WRITERS PRIZE: 15 / FEB / 2022
SHAKING OUT OF POLAROID NOSTALGIA
by Robert Lewis

During the last week of the 2020-21 school year, one of my middle school students asked to take a picture with his friends. The student, a seventh grader in my English Language Learners class, was a bit of a handful; he didn’t really ask, he told. "We’re going to take a picture", he said. But just as I was ready to verbally pounce, I saw him slip his hand into his knapsack and pull out a modern, instant camera. I melted. He unbuttoned the black case of his black Fujifilm Instamax Mini 11 and looked at me. I nodded. "Great choice", I said.

As he jumped up (pushing apart plastic-shielded desks) and gathered his classmates to take the picture in the middle of the classroom, I remembered the 'Polaroid Pictures' I’d taken with my own friends at the University of Florida, years earlier. A good friend had the same camera, in white, and I reminisced on all the moments she captured with it. Late nights in the student common area, snippets of parties in friends’ dorm rooms, 'family portraits' of our group of pals – for which I insisted on carrying a plastic folding chair. Come Christmas time, she used all the pictures she’d collected as ornaments for her small, snow-white, plastic Christmas tree and invited us all to come look at them. I thought about how the pictures were rarely visually perfect, but almost always perfectly captured the moment they were taken in. The grainy or blurry result was easily forgiven for the immediate physical manifestation of a memory. The white strip at the bottom of the vertical, rectangular image was the perfect caption holder – a landing strip for a pen to scribble a date or a brief description of the time you might long for years, or even days, later.

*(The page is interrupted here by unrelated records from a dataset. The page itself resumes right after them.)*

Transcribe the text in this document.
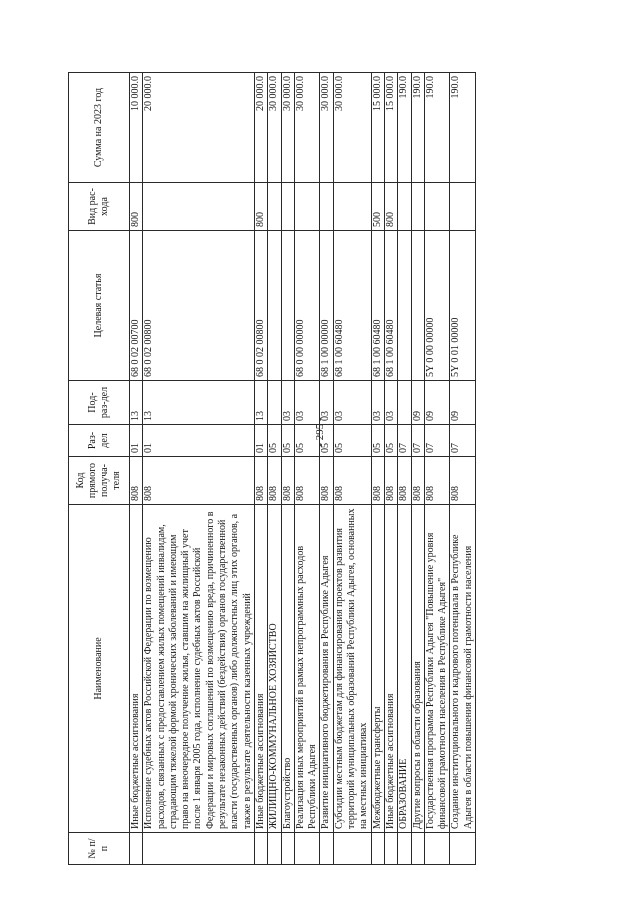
- 295 -
№ п/п	Наименование	Код прямого получа-теля	Раз-дел	Под-раз-дел	Целевая статья	Вид рас-хода	Сумма на 2023 год
	Иные бюджетные ассигнования	808	01	13	68 0 02 00700	800	10 000.0
	Исполнение судебных актов Российской Федерации по возмещению расходов, связанных с предоставлением жилых помещений инвалидам, страдающим тяжелой формой хронических заболеваний и имеющим право на внеочередное получение жилья, ставшим на жилищный учет после 1 января 2005 года, исполнение судебных актов Российской Федерации и мировых соглашений по возмещению вреда, причиненного в результате незаконных действий (бездействия) органов государственной власти (государственных органов) либо должностных лиц этих органов, а также в результате деятельности казенных учреждений	808	01	13	68 0 02 00800		20 000.0
	Иные бюджетные ассигнования	808	01	13	68 0 02 00800	800	20 000.0
	ЖИЛИЩНО-КОММУНАЛЬНОЕ ХОЗЯЙСТВО	808	05				30 000.0
	Благоустройство	808	05	03			30 000.0
	Реализация иных мероприятий в рамках непрограммных расходов Республики Адыгея	808	05	03	68 0 00 00000		30 000.0
	Развитие инициативного бюджетирования в Республике Адыгея	808	05	03	68 1 00 00000		30 000.0
	Субсидии местным бюджетам для финансирования проектов развития территорий муниципальных образований Республики Адыгея, основанных на местных инициативах	808	05	03	68 1 00 60480		30 000.0
	Межбюджетные трансферты	808	05	03	68 1 00 60480	500	15 000.0
	Иные бюджетные ассигнования	808	05	03	68 1 00 60480	800	15 000.0
	ОБРАЗОВАНИЕ	808	07				190.0
	Другие вопросы в области образования	808	07	09			190.0
	Государственная программа Республики Адыгея "Повышение уровня финансовой грамотности населения в Республике Адыгея"	808	07	09	5Y 0 00 00000		190.0
	Создание институционального и кадрового потенциала в Республике Адыгея в области повышения финансовой грамотности населения	808	07	09	5Y 0 01 00000		190.0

The camera flashed. I blinked. I remembered that I was a middle school English teacher. I watched as the picture quickly pushed itself free from its creator. The class watched as color flooded into the white, glossy rectangle. And as the shapes began to form, the classmates realized that the girl that had stood at the end of the group had been unintentionally left just out of frame. They turned to look at her, worried at how she’d take being left out of the memory. She laughed, pulled out a black Sharpie, and drew and labeled a stick figure of herself on the picture’s thin, white border. The group smiled, sliding their Covid-resisting facemasks back (mostly) over their mouths and noses. They found their seats, proud at preserving a moment from the year they’d gone to school during a pandemic. Proud, whether they realized it or not, at having used an old technology to capture the joy of finishing a schoolyear that forced them to use new technologies to learn for months from home. And days later, when the time came to say their final goodbyes, they asked each other not only to sign year books, but also to sign their school-branded plastic face shields; they were protective lens through which they had been forced to view the disease-stricken world. Then they asked to take more instant pictures, to make tangible the memories their kids would ask them about one day. I hope they show them the photos.

Image: An instant photo taken by the author and his friends in college.